Merangkum 5 edisi Biennale Seri Equator, instalasi digital interaktif ini bertajuk “Museum Khatulistiwa”. Banyak jurnalis yang perhatiannya tersedot oleh instalasi ini. Beberapa di antaranya bahkan sempat memainkannya.
Hiromi, jurnalis Suara Jogja, adalah salah satu peserta Media Preview yang dibuat terkesima oleh “Museum Khatulistiwa”. “Rekonstruksi gambar dua dimensi menjadi bervolume dengan format piksel bikin saya geleng-geleng kepala,” tuturnya sambil membelalakkan mata.
Baginya, fakta bahwa tampilan dan gameplay seapik itu dikerjakan hanya dalam waktu sebulan merupakan hal yang menambah kesan istimewa “Museum Khatulistiwa”.
Setelah berkeliling, para jurnalis duduk di kursi dan melingkari meja. Ternyata, mereka sedang meminta keterangan dari Alia.
Awak media dari Harian Jogja bertanya soal tujuan tema oseania dari Biennale Jogja XVI. Alia menjawab dengan lugas bahwa inilah upaya untuk melihat ulang Indonesia, tapi dari sisi timurnya.
“Yang pusat dan pinggiran dalam seni adalah perkara akses. Lewat Biennale Equator, kita kian menyadari bahwa semua seni dari berbagai tempat di dunia punya nilainya masing-masing,” jawabnya.

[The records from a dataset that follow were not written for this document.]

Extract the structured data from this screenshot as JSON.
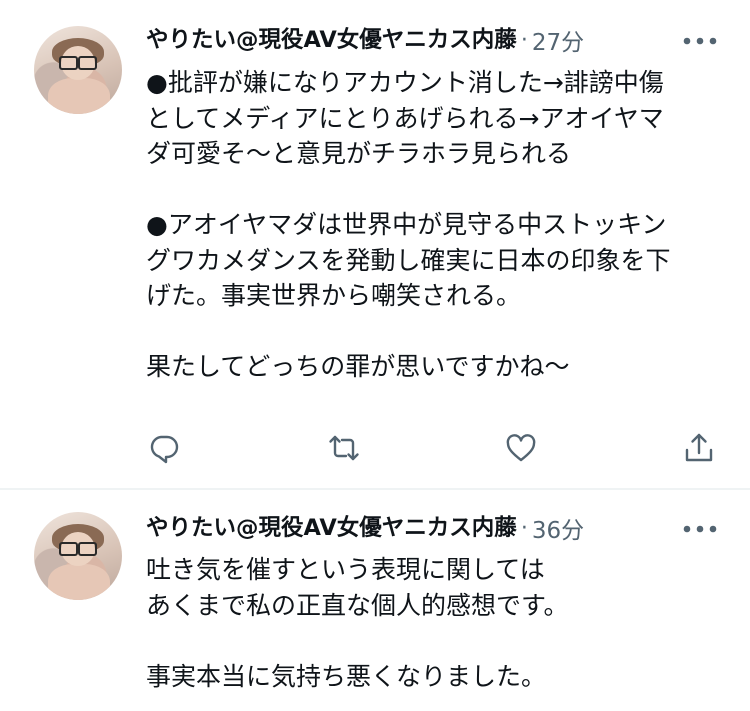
{
  "colors": {
    "text": "#0f1419",
    "secondary": "#536471",
    "divider": "#eff3f4",
    "background": "#ffffff"
  },
  "tweets": [
    {
      "author_name": "やりたい@現役AV女優ヤニカス内藤",
      "separator": "·",
      "time": "27分",
      "more_icon": "more-horizontal-icon",
      "avatar": "profile-photo",
      "lines": [
        "●批評が嫌になりアカウント消した→誹謗中傷",
        "としてメディアにとりあげられる→アオイヤマ",
        "ダ可愛そ〜と意見がチラホラ見られる",
        "",
        "●アオイヤマダは世界中が見守る中ストッキン",
        "グワカメダンスを発動し確実に日本の印象を下",
        "げた。事実世界から嘲笑される。",
        "",
        "果たしてどっちの罪が思いですかね〜"
      ],
      "actions": {
        "reply_icon": "reply-icon",
        "retweet_icon": "retweet-icon",
        "like_icon": "like-heart-icon",
        "share_icon": "share-icon"
      }
    },
    {
      "author_name": "やりたい@現役AV女優ヤニカス内藤",
      "separator": "·",
      "time": "36分",
      "more_icon": "more-horizontal-icon",
      "avatar": "profile-photo",
      "lines": [
        "吐き気を催すという表現に関しては",
        "あくまで私の正直な個人的感想です。",
        "",
        "事実本当に気持ち悪くなりました。"
      ]
    }
  ]
}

Begitu pula pada Biennale Jogja XVI yang mempertemukan Indonesia dengan Oseania. Seniman dari Indonesia Timur yang berjejaring dengan konteks budaya Oseania, papar Alia, punya peran yang sama sekali tidak kalah penting dalam membangun sejarah seni Nusantara.
“Teknis saja, bagaimana bila hendak mengunjungi pameran-pameran Biennale?” tanya awak Harian Jogja tersebut.
“Daftar dahulu via situs web Biennale Jogja. Pendaftaran mulai tanggal 10 Oktober dan pameran dibuka untuk publik esok harinya,” jawab Alia.
Skema registrasi, tambah Alia, disebabkan oleh adaptasi kebiasaan baru pada pandemi Covid-19 dewasa ini. Per hari dibuka 3 sesi dengan jumlah pengunjung tiap sesi maksimal 50 orang.
Sesi Media Preview usai pada pukul 12.00. Masing-masing jurnalis kembali ke kesibukannya masing-masing.
Ada yang langsung menulis artikel seperti Hiromi. “Tiga artikel dalam satu acara Media Preview,” ujarnya.
Ada pula yang seperti Ayu. Langsung bergegas meninggalkan ruang pamer. Saya susul sembari bertanya, “Mau ke mana?”
Lanjut liputan, jawabnya sembari mengayuh langkah.
Ah, seringkali, peliputan memanglah kesunyian masing-masing (jurnalis).